You are viewing a plain text version of this content. The canonical link for it is here.
Posted to yarn-issues@hadoop.apache.org by "Rick Moritz (JIRA)" <ji...@apache.org> on 2019/08/13 12:39:00 UTC

[jira] [Commented] (YARN-1902) Allocation of too many containers when a second request is done with the same resource capability

    [ https://issues.apache.org/jira/browse/YARN-1902?page=com.atlassian.jira.plugin.system.issuetabpanels:comment-tabpanel&focusedCommentId=16906148#comment-16906148 ] 

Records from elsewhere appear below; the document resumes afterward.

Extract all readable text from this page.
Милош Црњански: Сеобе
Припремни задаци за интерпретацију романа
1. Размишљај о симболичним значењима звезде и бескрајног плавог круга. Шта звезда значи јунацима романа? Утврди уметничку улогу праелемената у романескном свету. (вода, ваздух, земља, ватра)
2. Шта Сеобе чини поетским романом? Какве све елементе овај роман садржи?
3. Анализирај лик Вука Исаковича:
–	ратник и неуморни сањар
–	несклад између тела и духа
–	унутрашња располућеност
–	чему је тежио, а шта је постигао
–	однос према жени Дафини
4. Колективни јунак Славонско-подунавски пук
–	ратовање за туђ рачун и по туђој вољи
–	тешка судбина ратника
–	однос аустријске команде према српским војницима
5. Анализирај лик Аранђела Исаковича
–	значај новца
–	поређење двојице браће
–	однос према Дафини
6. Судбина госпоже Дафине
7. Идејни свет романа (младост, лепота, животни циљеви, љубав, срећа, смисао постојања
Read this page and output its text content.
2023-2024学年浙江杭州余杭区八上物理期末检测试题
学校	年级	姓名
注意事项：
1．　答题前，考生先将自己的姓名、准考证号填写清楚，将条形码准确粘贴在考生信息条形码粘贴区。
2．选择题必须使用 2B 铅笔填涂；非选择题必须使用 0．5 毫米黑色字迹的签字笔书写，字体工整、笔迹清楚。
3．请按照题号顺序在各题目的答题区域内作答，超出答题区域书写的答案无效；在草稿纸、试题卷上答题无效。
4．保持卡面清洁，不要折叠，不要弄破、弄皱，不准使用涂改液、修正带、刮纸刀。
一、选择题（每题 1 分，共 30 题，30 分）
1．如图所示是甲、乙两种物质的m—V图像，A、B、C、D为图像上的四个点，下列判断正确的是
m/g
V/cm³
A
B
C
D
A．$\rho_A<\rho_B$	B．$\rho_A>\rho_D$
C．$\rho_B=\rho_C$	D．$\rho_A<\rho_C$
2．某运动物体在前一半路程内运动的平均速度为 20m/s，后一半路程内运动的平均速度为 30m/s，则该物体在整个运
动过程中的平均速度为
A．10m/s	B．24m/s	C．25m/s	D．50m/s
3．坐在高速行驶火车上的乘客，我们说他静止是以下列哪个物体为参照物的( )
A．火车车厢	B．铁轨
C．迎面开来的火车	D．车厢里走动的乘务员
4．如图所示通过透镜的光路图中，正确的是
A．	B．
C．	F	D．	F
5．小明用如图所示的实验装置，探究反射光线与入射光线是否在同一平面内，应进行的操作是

Rick Moritz commented on YARN-1902:
-----------------------------------

This bug actually also can cause application crashes, if the application handles "ContainerAllocated"-events by stockpiling them, and then scheduling tasks to these containers as they arrive. This usually leads to timeouts of the involved token, and very interesting guesswork, why program logic is attempting to launch containers that have been assigned obsolete tokens.

I also wonder how this mixes with the recent addition of "opportunistic allocation".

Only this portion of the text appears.